In a telephone interview, Ms. Seltzer’s sister, Ms. Hoffman, 47, said: “It could have and should have been stopped before now.” Referring to the publisher, she added: “I don’t know how they do business, but I would think that protocol would have them doing fact-checking.”
Ms. Seltzer said she had met some gang members during a short stint she said she spent at “Grant” high school “in the Valley.” (A Google search identifies Ulysses S. Grant High School, a school on 34 acres in the Valley Glen neighborhood in the east-central San Fernando Valley.) “It opened my mind to the fact that not everybody is as they are portrayed on the news,” she said. “Everything’s not that black and white or gray or brown.”
She said that although she returned to Campbell Hall, she remained in touch with people she met at Grant and then began working with groups that were trying to stop gang violence. She said that even after she moved to Oregon, she would often venture to South-Central Los Angeles to spend time with friends in the gang world.
In the book, she describes her foster mother, Big Mom, an African-American woman who raised four grandchildren and a foster brother, Terrell, who was gunned down by Crips right outside her foster mother’s home.
Ms. Seltzer, who writes in an author’s note to the book that she “combined characters and changed names, dates, and places,” said in an interview that these characters and incidents were in part based on friends’ experiences. “I had a couple of friends who had moms who were like my mom and that’s where Big Mom comes from — from being in the house all the time and watching what goes on. One of my best friend’s little brother was killed two years ago, shot,” she said.
Ms. Seltzer added that she wrote the book “sitting at the Starbucks” in South-Central, where “I would talk to kids who were Black Panthers and kids who were gang members and kids who were not.”
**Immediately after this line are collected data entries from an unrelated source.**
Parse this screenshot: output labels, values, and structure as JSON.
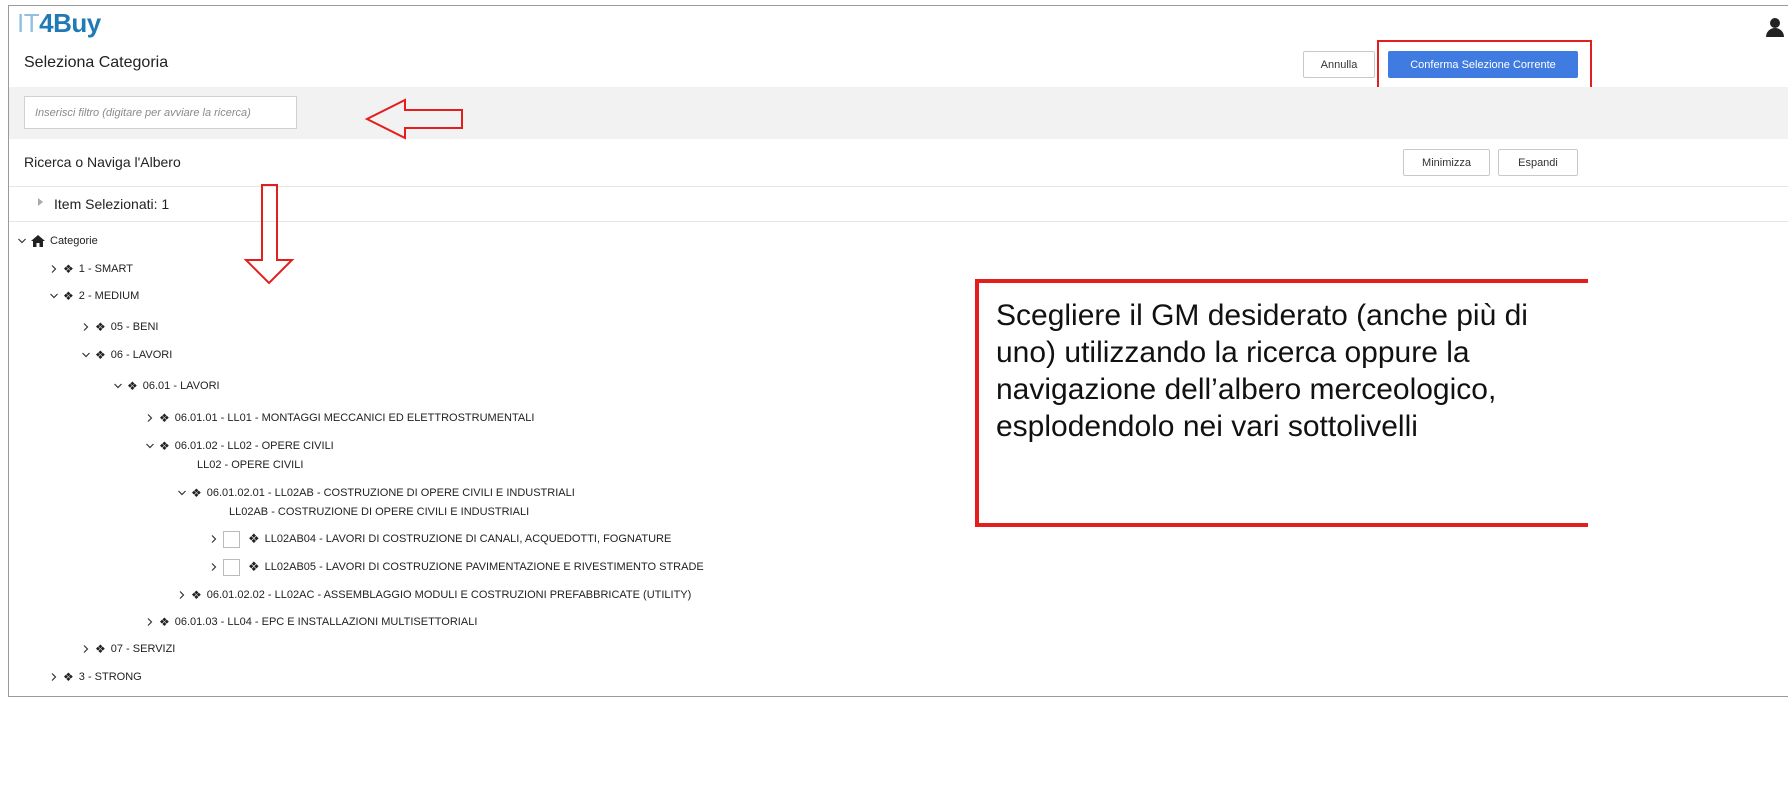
{
  "app": {
    "logo_part1": "IT",
    "logo_part2": "4Buy"
  },
  "header": {
    "title": "Seleziona Categoria",
    "cancel_label": "Annulla",
    "confirm_label": "Conferma Selezione Corrente"
  },
  "filter": {
    "placeholder": "Inserisci filtro (digitare per avviare la ricerca)"
  },
  "browse": {
    "title": "Ricerca o Naviga l'Albero",
    "minimize_label": "Minimizza",
    "expand_label": "Espandi",
    "selected_label": "Item Selezionati: 1"
  },
  "tree": {
    "root": "Categorie",
    "n1": "1 - SMART",
    "n2": "2 - MEDIUM",
    "n2_1": "05 - BENI",
    "n2_2": "06 - LAVORI",
    "n2_2_1": "06.01 - LAVORI",
    "n2_2_1_1": "06.01.01 - LL01 - MONTAGGI MECCANICI ED ELETTROSTRUMENTALI",
    "n2_2_1_2": "06.01.02 - LL02 - OPERE CIVILI",
    "n2_2_1_2_sub": "LL02 - OPERE CIVILI",
    "n2_2_1_2_1": "06.01.02.01 - LL02AB - COSTRUZIONE DI OPERE CIVILI E INDUSTRIALI",
    "n2_2_1_2_1_sub": "LL02AB - COSTRUZIONE DI OPERE CIVILI E INDUSTRIALI",
    "leaf1": "LL02AB04 - LAVORI DI COSTRUZIONE DI CANALI, ACQUEDOTTI, FOGNATURE",
    "leaf2": "LL02AB05 - LAVORI DI COSTRUZIONE PAVIMENTAZIONE E RIVESTIMENTO STRADE",
    "n2_2_1_2_2": "06.01.02.02 - LL02AC - ASSEMBLAGGIO MODULI E COSTRUZIONI PREFABBRICATE (UTILITY)",
    "n2_2_1_3": "06.01.03 - LL04 - EPC E INSTALLAZIONI MULTISETTORIALI",
    "n2_3": "07 - SERVIZI",
    "n3": "3 - STRONG"
  },
  "callout": {
    "text": "Scegliere il GM desiderato (anche più di uno) utilizzando la ricerca oppure la navigazione dell’albero merceologico, esplodendolo nei vari sottolivelli"
  },
  "colors": {
    "primary": "#3f7be0",
    "annotation": "#e41d1d",
    "logo_light": "#8fc1df",
    "logo_dark": "#1f7ab5"
  }
}
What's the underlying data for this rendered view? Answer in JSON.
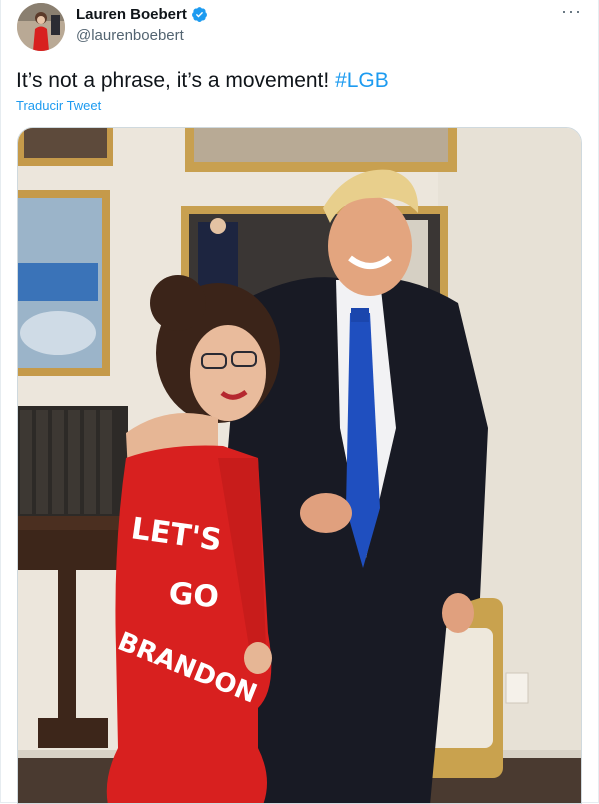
{
  "author": {
    "name": "Lauren Boebert",
    "handle": "@laurenboebert"
  },
  "tweet": {
    "text": "It’s not a phrase, it’s a movement! ",
    "hashtag": "#LGB",
    "translate_link": "Traducir Tweet"
  },
  "menu": {
    "more": "···"
  },
  "photo": {
    "dress_text": [
      "LET'S",
      "GO",
      "BRANDON"
    ]
  },
  "colors": {
    "link": "#1d9bf0",
    "verified": "#1d9bf0",
    "text": "#0f1419",
    "secondary": "#536471",
    "dress": "#d8201f",
    "tie": "#1f4fbf"
  },
  "icons": [
    "verified-badge-icon",
    "more-options-icon"
  ]
}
“I’m not saying like I did it right,” Ms. Seltzer said. “I did not do it right. I thought I had an opportunity to make people understand the conditions that people live in and the reasons people make the choices from the choices they don’t have.” Ms. McGrath said that she had numerous conversations with Ms. Seltzer about being truthful. “She seems to be very, very naïve,” Ms. McGrath said. “There was a way to do this book honestly and have it be just as compelling.”